En países en los que el presidencialismo es el régimen de gobierno imperante, el liderazgo viene condicionado por el propio proceso de elección presidencial, así como por las facultades y experiencia de quien alcanza la presidencia. El alejamiento del mundo partidista, la pugna con los otros poderes del Estado y, consecuentemente, el dominio de la escena política son rasgos habituales del presidencialismo en la vida política latinoamericana. Una crisis como la presente proyecta una gama variopinta de respuestas presidenciales en función de los diferentes contextos y, a su vez, una utilización política de la pandemia diferente. Hoy hay datos suficientes para saber que la opinión pública valida, sobre todo, las actuaciones de Alberto Fernández, Nayib Bukele, Carlos Alvarado e Iván Duque, y condena las de Jair Bolsonaro, Lenin Moreno, Nicolás Maduro y Daniel Ortega. Sebastián Piñera y Martín Vizcarra permanecen en un escenario de claroscuros.
Por último, la pandemia ha evidenciado en qué medida las transformaciones hacia lo virtual se han enseñoreado del quehacer cotidiano de la gente a través de las comunicaciones interpersonales, del trabajo en casa y del entretenimiento en los hogares. Sin embargo, en el ámbito del juego político se registra una pereza notable a la hora de dar el salto en dos niveles como son la operatividad de las instituciones y la participación de los individuos. A lo largo de los últimos meses, la casi total inactividad de poderes del Estado controladores como el legislativo y el judicial ha sido la nota dominante para una mayoría de los países, junto con la parálisis de la administración pública. Asimismo, se han tenido que aplazar los comicios presidenciales y legislativos en Bolivia y en República Dominicana, al igual que el plebiscito constitucional chileno, desactivando la voz ciudadana al primarse su supuesta seguridad.
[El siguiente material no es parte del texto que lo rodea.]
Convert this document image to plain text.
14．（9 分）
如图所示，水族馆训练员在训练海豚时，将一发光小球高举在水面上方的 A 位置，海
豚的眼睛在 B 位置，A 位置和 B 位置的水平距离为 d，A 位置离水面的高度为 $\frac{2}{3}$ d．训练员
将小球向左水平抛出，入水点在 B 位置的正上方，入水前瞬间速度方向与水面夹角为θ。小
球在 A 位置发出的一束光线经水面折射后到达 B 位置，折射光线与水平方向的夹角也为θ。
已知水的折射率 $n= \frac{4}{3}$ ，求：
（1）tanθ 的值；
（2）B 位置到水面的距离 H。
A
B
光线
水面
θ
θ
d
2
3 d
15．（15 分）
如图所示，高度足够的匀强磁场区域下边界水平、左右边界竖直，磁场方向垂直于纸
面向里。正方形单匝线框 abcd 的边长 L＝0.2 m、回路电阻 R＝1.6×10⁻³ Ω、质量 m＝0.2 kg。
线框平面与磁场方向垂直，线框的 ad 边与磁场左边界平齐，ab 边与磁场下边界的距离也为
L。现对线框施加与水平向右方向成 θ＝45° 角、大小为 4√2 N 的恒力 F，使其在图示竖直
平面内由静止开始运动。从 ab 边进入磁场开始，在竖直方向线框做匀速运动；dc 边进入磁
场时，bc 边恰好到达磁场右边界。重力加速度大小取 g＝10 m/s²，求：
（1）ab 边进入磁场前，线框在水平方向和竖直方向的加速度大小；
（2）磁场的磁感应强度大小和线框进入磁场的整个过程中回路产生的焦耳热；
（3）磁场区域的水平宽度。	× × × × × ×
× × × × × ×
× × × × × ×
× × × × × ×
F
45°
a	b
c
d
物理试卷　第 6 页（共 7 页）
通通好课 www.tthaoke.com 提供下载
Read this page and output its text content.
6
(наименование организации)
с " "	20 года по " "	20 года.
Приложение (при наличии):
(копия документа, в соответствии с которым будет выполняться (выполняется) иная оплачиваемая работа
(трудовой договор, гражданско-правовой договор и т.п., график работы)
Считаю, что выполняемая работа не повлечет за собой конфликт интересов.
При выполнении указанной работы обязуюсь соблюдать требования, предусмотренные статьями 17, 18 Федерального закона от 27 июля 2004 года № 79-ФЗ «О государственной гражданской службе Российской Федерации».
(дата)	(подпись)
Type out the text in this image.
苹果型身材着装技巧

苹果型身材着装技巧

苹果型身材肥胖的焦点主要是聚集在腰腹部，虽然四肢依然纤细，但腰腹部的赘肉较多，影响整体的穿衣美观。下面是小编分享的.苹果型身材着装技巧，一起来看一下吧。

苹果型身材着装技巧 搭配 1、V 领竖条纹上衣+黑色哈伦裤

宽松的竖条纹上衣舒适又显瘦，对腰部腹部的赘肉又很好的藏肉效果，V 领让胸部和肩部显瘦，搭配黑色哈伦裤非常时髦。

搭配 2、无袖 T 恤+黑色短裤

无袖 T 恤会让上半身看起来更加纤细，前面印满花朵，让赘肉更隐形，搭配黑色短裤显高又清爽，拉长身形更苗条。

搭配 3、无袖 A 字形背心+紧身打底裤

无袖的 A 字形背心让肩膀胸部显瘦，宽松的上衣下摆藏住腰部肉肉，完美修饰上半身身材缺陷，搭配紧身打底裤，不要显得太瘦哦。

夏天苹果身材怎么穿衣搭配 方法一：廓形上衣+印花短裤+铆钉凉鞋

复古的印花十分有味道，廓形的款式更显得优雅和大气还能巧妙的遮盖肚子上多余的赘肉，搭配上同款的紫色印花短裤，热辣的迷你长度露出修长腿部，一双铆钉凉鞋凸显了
En paralelo, el activismo en redes sociales de buena parte de la sociedad apenas si tiene su correlato en instancias públicas donde la participación ciudadana no está reglada.
Excelente nota!
Excelente información. Desde Nicaragua escribo, la verdad que las autoridades oficiales dicen que todo esta normal; sin embargo gran parte de la población toman medidas de protección individuales ante la pandemia incluso se están acatando medidas propuestas por presidentes de Costa Rica y El Salvador, así como por ONGs en el país.